On the roadway side, it’s pretty straightforward: Give us our fair share of the revenue or give us the tools that we’ve had before to be able to build our roadway system with public-private partnerships. And the basic principle is that the regions that are being asked to handle all the growth and therefore deal with air quality, safety and congestion should be given the revenue to mitigate the externalities that happen with this growth. And obviously Dallas-Fort Worth at 1 million people every seven years is certainly that.
The second balance to the teeter-totter is transportation revenues for Class 1 railroad grade separations (this relates to building overpasses or underpasses to address dangerous and congested road-level crossings) and regional rail for our transportation authorities. The basic principle is once you get 8 million people, which we would hit, and the new mobility plan is planned for 12 million people, you’re going to have to do more on the regional rail side.
Have we gotten our fair share?
Some years, you get your fair share, but other years, you may not get your fair share because you’re at the mercy of the decisions of the five commissioners at the Texas Department of Transportation.
In 2024, I think we did well. In a partnership with TxDOT, a project was funded to improve U.S. 380, which passes some of the far northern suburbs of the region that include Denton, Little Elm, Frisco, Prosper, McKinney and Princeton.
Roughly a decade ago, Texas voters overwhelmingly passed a pair of constitutional amendments that have injected an estimated $6 billion a year for transportation funding. Those funds may only be used for constructing, maintaining and acquiring rights-of-way for public roadways other than toll roads.
Have the constitutional amendments that Texas voters passed in recent years helped North Texas?
Tremendously. Some of the projects benefited from that and I am going to focus on the eastern side. The Southern Gateway Project aimed to rebuild and widen Interstate 35E south of downtown.
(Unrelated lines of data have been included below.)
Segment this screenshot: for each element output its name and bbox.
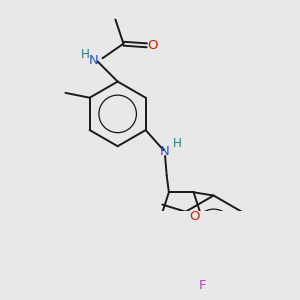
Text: N: N bbox=[89, 54, 99, 67]
Text: N: N bbox=[160, 145, 170, 158]
Text: O: O bbox=[189, 210, 200, 223]
Text: O: O bbox=[147, 38, 158, 52]
Text: H: H bbox=[81, 48, 90, 61]
Text: H: H bbox=[172, 137, 182, 150]
Text: F: F bbox=[199, 279, 207, 292]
The 635 East Project in Garland and Dallas is nearly complete. That’s a major, major change. We’ve been 25 years trying to fund that project. So that project is under construction. U.S Route 380 and Spur 399 in Collin County just got funded last summer (2024) so you won’t see that construction [immediately]. That’s a $2 billion program. (Note: U.S. Route 380, a major east-west highway in North Texas, stretches from Greenville to the New Mexico border. The multibillion dollar expansion includes widening existing roads, reducing congestion and enhancing mobility through Frisco, McKinney, Princeton and Farmersville.) A good example in Rockwall County would be the Interstate 30 project across the lake, and then another good project in Kaufman County is U.S. Route 80/180. Those are good examples of revenue from Propositions 1 and 7 where we had projects ready to go and those projects either have been completed or are under construction.
Are we in need of a project that we haven’t received funding for over the last five years from the Legislature?
We don’t want the Legislature to fund specific projects but when you look at the legislative program, it’s pretty simple. Fund the urban regions because they’re the ones that are handling all the increased congestion. And if you’re not going to fund the urban regions, give us the tools, give us the public-private partnerships so we can work with the private sector to fund our projects like we did 20 years ago.
Any other priorities that you would like to emphasize perhaps in a perfect world?
We would like to see fair share allocation of funds, reintroduction of public-private partnerships and support for high-speed rail from the business community.